Emily nie była religijna, lecz przekraczając próg szpitala przeżegnała się. Operację miała wyznaczoną na dwunastą w południe, a była dopiero siódma trzydzieści.

O dziwo, ból nie dokuczał jej zanadto. Emily dużo spała, piła tylko przez słomkę i ani razu nie chciała spojrzeć w lustro. Kiedy po trzech dniach opuszczała szpital, owinęła głowę barwnym szalikiem firmy Hermes, który zakrywał sporą część twarzy. Bandaże zostały już zdjęte i Emily czuła jedynie zapach własnej skrzepłej krwi. Włosy miała splątane i przylizane. Klamry na twarzy wydawały się jej tak ogromne, jakby przeznaczone były raczej do drewnianych desek niż do skóry. Ciągle jeszcze nie odważyła się spojrzeć w lustro.

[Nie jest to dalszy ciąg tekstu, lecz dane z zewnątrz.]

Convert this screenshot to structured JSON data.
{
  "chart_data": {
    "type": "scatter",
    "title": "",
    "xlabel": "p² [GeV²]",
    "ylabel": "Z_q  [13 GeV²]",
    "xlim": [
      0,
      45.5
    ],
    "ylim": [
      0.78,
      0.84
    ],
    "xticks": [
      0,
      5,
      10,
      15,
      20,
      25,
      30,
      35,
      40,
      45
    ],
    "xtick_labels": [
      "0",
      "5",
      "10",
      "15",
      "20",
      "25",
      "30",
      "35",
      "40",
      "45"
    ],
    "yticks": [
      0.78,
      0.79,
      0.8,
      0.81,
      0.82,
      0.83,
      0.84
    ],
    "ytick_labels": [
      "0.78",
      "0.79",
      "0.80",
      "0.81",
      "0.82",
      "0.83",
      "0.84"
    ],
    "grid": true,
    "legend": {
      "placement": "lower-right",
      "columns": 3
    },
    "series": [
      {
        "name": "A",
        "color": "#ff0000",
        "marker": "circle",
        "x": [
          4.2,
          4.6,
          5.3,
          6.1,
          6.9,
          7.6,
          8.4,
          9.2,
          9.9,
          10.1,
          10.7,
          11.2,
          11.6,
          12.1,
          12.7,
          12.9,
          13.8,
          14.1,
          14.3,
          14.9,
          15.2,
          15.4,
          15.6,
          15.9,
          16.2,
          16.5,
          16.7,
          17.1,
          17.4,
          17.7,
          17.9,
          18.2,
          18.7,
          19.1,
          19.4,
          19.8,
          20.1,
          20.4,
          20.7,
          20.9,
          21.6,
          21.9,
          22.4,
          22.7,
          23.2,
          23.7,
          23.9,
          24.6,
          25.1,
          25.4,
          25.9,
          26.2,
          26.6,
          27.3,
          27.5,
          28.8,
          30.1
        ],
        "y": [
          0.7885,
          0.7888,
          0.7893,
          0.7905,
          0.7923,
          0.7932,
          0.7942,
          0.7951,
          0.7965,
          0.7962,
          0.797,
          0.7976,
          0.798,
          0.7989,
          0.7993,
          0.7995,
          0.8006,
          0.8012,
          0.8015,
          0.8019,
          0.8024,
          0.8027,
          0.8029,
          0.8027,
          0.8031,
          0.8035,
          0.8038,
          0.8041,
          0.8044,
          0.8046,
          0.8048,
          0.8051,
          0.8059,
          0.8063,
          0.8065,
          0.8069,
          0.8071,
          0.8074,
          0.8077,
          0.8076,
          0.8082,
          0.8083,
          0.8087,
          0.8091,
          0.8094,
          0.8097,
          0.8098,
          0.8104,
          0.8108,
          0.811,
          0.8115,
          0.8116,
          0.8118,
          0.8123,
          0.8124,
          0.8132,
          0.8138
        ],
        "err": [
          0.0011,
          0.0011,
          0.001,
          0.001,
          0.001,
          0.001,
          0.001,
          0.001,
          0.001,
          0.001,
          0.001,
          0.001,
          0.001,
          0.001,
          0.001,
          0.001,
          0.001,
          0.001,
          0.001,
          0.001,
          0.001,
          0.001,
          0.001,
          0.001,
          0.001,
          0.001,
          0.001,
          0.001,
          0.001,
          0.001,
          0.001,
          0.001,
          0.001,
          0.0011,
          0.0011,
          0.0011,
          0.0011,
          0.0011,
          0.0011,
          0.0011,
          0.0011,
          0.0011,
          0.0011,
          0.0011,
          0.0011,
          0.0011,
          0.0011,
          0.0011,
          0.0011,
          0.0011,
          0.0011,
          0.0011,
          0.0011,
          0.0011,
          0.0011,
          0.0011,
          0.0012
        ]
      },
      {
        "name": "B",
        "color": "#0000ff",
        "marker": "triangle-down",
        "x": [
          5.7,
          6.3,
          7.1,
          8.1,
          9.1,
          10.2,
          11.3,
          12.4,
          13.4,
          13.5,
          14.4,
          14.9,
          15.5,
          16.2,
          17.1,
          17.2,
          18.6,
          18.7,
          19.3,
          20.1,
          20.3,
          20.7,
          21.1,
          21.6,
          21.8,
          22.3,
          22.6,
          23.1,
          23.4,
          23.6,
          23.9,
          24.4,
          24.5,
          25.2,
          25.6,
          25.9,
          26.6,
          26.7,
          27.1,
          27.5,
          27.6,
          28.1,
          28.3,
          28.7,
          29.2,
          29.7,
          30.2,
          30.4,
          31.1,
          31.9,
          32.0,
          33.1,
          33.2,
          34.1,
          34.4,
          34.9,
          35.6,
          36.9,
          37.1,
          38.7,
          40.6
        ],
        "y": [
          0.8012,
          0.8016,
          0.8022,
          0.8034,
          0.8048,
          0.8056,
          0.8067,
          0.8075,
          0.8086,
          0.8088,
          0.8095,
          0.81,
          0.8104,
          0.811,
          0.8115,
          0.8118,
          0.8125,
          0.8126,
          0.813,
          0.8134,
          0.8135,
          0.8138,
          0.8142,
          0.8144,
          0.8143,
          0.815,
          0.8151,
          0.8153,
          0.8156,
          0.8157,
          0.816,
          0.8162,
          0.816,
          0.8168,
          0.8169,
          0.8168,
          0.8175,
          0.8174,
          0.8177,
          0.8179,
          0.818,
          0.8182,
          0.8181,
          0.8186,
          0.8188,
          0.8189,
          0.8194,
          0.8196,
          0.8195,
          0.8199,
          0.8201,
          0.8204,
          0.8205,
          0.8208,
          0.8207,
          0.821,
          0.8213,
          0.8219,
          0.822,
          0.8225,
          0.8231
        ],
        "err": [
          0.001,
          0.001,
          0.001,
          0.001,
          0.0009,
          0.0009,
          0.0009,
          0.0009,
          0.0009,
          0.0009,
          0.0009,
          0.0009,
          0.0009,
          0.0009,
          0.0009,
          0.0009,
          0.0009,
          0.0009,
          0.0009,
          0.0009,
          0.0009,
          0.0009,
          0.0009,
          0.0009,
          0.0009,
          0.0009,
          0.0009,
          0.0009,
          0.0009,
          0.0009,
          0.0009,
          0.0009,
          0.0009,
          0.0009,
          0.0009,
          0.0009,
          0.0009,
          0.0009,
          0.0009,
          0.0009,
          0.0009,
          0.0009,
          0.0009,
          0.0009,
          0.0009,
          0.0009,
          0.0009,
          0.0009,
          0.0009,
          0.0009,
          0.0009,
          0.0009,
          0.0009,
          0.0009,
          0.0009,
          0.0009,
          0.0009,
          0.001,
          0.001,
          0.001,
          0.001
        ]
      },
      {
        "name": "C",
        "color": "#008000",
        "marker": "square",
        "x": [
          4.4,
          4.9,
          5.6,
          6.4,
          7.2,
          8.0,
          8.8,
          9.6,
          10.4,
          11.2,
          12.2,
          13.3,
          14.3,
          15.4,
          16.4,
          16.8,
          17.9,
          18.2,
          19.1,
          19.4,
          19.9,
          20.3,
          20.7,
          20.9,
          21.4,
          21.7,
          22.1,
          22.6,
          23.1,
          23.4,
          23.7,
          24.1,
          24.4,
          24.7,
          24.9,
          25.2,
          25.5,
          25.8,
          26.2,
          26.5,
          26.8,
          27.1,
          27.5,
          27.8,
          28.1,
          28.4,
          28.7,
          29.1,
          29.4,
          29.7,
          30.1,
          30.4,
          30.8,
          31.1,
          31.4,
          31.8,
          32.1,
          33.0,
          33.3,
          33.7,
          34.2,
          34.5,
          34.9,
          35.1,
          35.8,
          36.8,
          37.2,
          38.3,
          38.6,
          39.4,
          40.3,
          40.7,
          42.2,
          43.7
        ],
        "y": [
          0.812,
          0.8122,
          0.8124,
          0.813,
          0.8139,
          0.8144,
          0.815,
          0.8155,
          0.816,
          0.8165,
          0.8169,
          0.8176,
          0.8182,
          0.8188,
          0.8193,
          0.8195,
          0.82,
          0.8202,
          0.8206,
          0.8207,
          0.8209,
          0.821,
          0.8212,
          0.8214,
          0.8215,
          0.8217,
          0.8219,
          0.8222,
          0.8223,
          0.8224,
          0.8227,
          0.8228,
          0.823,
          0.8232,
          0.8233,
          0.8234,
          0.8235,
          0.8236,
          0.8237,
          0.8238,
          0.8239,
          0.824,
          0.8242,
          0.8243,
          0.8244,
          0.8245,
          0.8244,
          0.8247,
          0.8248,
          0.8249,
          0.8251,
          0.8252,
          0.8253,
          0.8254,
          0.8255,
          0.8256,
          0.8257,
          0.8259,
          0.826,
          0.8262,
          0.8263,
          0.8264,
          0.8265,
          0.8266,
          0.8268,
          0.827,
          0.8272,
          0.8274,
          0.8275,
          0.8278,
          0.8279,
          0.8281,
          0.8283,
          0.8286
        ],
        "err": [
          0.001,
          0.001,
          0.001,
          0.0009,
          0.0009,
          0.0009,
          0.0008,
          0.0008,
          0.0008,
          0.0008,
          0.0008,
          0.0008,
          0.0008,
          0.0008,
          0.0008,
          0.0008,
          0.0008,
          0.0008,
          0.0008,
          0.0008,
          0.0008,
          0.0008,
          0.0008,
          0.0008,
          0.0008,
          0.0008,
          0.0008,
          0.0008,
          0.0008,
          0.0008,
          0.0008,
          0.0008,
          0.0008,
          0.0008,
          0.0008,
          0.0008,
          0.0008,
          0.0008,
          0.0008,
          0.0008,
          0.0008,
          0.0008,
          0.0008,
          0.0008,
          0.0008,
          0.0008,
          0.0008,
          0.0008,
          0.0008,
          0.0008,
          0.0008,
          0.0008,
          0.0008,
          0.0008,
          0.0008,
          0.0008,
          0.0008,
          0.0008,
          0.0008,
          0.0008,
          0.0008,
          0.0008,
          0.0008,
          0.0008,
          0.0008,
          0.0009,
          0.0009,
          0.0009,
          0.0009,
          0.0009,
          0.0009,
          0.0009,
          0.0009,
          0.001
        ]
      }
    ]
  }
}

Ostatniego dnia przed wyjściem ze szpitala lekarze usunęli jej szwy z powiek. Miała wrażenie, że w oczach ma piasek i nie wiadomo dlaczego czuła się straszliwie brudna. Kąpała się przecież, tyle że nie mogła myć twarzy ani włosów.

Siódmego dnia po operacji zdjęto jej klamry i Emily wolno już było umyć głowę. Wciąż unikała patrzenia w lustro i siedziała cały czas w pokoju zleciwszy obsłudze hotelowej, by posiłki zostawiano jej przed drzwiami.

Dziesiątego dnia Emily wyszła z hotelu na spacer po Central Parku. Usiadła na ławce zajadając hot doga, który wydał jej się najsmaczniejszym posiłkiem, jaki kiedykolwiek jadła. Część bułki pokruszyła gołębiom, które tłumnie się wokół niej zgromadziły.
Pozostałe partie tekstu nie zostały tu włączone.